Inference of LLMs with offloading to SSD(NVMe)
Posted by GRIFFITHUUU@reddit | LocalLLaMA | View on Reddit | 14 comments
Hey folks 👋 Sorry for the long post, I added a TLDR at the end.
The company that I work at wants to see if it's possible (and somewhat usable) to use GPU+SSD(NVMe) offloading for models which far exceed the VRAM of a GPU.
I know llama cpp and ollama basically takes care of this by offloading to CPU, and it's slower than just GPU, but I want to see if I can use SSD offloading and get atleast 2-3 tk/s.
The model that I am interested to run is llama3.3 70b BF16 quantization (and hopefully other similar sized models), and I have an L40s with 48GB VRAM.
I was researching about this and came across something called DeepSpeed, and I saw DeepNVMe and it's application in their Zero-Inference optimization.
They have three configs to use Zero-Inference as far as I understood, stage 1 is GPU, stage 2 CPU offload and stage 3 is NVMe, and I could not figure out how to use it with disk, so I first tried their CPU offload config.
Instead of offloading the model to RAM when the GPU's VRAM is full, it is simply throwing a CUDA OOM error.
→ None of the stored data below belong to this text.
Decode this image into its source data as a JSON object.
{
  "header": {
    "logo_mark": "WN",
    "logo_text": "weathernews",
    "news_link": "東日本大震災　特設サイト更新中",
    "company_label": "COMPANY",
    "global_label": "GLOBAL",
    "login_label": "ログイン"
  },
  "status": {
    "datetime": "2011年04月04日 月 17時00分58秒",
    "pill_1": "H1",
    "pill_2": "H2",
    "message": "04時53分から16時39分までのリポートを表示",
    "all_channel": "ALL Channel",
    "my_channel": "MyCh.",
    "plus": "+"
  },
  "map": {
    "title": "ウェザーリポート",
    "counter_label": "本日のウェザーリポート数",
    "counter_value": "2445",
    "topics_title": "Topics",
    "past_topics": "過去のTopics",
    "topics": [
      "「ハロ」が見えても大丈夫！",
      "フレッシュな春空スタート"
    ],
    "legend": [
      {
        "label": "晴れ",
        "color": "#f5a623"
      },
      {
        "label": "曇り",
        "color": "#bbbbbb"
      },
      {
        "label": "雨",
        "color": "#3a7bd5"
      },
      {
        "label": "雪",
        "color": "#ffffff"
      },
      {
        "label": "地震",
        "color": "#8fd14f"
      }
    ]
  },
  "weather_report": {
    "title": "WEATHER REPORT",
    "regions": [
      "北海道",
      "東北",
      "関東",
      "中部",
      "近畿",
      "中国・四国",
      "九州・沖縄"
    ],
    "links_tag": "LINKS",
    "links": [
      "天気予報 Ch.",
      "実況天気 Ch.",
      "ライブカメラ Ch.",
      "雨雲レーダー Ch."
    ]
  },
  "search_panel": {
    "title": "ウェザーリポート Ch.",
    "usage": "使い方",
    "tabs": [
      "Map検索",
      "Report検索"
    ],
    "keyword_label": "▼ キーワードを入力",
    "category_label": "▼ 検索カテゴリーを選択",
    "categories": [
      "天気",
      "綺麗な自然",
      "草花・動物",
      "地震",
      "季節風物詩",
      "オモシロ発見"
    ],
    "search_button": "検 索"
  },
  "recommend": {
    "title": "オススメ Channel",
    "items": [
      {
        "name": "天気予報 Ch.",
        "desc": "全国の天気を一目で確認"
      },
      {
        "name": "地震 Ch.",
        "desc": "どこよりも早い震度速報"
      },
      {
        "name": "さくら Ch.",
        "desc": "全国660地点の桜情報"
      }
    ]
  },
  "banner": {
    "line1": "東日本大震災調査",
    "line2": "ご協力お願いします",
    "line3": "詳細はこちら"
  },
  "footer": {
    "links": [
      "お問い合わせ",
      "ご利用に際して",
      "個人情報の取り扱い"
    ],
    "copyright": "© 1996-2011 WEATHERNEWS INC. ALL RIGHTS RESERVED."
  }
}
Then I tried to load the model entirely in RAM then offload to GPU, but I am unable to control how much to offload to GPU(I can see around 7 GB usage with nvidia-smi) so almost all of the model is in RAM.
The prompt I gave: Tell mahabharata in 100 words . With ollama and their llama 3.3 70b (77 GB and 8-bit quantization), I was able to get 2.36 tk/s. I know mine is BF16, but the time it took to generate the same prompt was 831 seconds, around 14 minutes! DeepSpeed doesn't support GGUF format and I could not find an 8-bit quantization model for similar testing, but the result should not be this bad right?
The issue is most likely my bad config and script and lack of understanding of how this works, I am a total noob. But if anyone has any experience with DeepSpeed or offloading to disk for inference, provide your suggestions on how to tackle this, any other better ways if any, and whether it's feasible at all.
Run log: https://paste.laravel.io/ce6a36ef-1453-4788-84ac-9bc54b347733
TLDR: To save costs, I want to run or inference models by offloading to disk(NVMe). Tried DeepSpeed but couldn't make it work, would appreciate some suggestions and insights.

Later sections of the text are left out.